Was passiert beim Tod des Anwalt?

Das anwaltliche Dienstverhältnis ist ein höchstpersönliches Rechtsverhältnis, das beim Tod des Verpflichteten erlischt (§ 673). Die Rechte und Pflichten aus dem Anwaltsvertrag gehen also nicht im Wege der Universalsukzession auf die Erben über. Zur Weiterführung der Kanzlei setzt die Anwaltskammer einen sog. Abwickler ein, der die ordnungsgemäße Durchführung der schwebenden Verfahren sicherstellt.

In einer Anwaltsgesellschaft stellt der Tode des bearbeitenden Anwalts regelmäßig kein größeres Problem dar, da nach den üblichen Verträgen auch jeder andere Anwalt der Gesellschaft das Mandat übernehmen kann.

Wann liegt ein wichtiger Grund für die Mandatsniederlegung vor?

Das Vorliegen eines wichtigen Grunds ist entscheidend für den Vergütungsanspruch und die Schadenersatzpflicht im Falle einer Kündigung zur Unzeit.

Hierfür ist ein erheblicher Vertrauensschaden nötig, der es dem Anwalt unmöglich macht, dieses Mandat weiterzuführen. Nicht ausreichend dafür ist zum Beispiel eine einfache Lüge des Mandanten – damit muss ein Anwalt grundsätzlich rechnen.

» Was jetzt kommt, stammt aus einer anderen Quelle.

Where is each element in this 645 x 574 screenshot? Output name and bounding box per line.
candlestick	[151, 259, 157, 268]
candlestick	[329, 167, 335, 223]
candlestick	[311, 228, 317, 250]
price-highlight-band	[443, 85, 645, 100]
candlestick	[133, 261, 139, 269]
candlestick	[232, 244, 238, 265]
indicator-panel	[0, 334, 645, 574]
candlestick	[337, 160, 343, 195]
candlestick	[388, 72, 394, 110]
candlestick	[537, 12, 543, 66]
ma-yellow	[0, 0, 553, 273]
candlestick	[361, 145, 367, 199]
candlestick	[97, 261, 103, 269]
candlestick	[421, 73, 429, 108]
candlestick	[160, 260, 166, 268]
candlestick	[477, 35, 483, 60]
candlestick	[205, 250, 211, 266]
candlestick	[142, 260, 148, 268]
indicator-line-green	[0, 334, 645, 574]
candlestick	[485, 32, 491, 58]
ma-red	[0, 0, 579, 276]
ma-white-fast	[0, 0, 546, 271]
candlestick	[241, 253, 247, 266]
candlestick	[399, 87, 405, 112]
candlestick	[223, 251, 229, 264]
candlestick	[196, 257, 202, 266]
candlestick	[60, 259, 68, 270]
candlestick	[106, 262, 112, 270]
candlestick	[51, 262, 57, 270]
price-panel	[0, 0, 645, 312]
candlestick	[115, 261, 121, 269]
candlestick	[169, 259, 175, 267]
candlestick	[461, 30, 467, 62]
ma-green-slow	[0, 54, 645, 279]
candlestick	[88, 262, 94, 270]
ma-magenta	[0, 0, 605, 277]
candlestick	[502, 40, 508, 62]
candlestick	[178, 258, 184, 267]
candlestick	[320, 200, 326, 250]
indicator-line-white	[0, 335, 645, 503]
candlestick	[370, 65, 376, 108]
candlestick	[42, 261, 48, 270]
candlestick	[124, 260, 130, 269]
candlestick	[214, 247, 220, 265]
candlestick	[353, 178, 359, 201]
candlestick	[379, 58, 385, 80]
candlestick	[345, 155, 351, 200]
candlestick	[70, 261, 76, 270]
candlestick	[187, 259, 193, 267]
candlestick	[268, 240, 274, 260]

Wichtige Gründe sind dagegen Beleidigungen seitens des Mandanten oder gar körperliche Angriffe. Das gleiche gilt, wenn der Mandant bspw. beim Besprechungstermin in der Kanzlei die goldenen Kugelschreiber stiehlt oder einen kurzen Blick in fremde Verfahrensakten wirft. Der in der Praxis häufigste Kündigungsgrund ist übrigens die Nichtbezahlung eines zulässig verlangten Vorschusses (§ 9 RVG).

Entsteht ein Anwaltsvertrag schon durch ein Privatgespräch?

Das kommt auf die Umstände an, wie bei allen Rechtsgeschäften ist ein Rechtsbindungswille der Beteiligten nötig. Durch diesen wird eine bloße Gefälligkeitsberatung von einem Anwaltsvertrag abgegrenzt.

Aus diesem Grund sollte im privaten Umfeld stets klargestellt werden, dass es sich nicht um eine anwaltliche Leistung handelt; ggf. sollte ein Verweis auf die Kanzlei erfolgen.

Was bedeutet es, wenn ein Anwalt auf dem Briefbogen der Kanzlei steht?

In dem Fall ist, wenn nicht ohnehin eine Anwaltsgesellschaft gewollt ist, jedenfalls eine Scheingesellschaft nach dem BGB gegeben. Jeder aufgeführte Anwalt haftet also für alle Verbindlichkeiten der Kanzlei, auch dann, wenn die anderen Anwälte bspw. einen Schaden verursacht haben.

Anders verhält es sich nur, wenn die Anwälte auf dem Briefpapier optisch deutlich voneinander abgesetzt sind, z.B. durch Strich oder die Bezeichnung als „weiterer angestellter Rechtsanwalt“.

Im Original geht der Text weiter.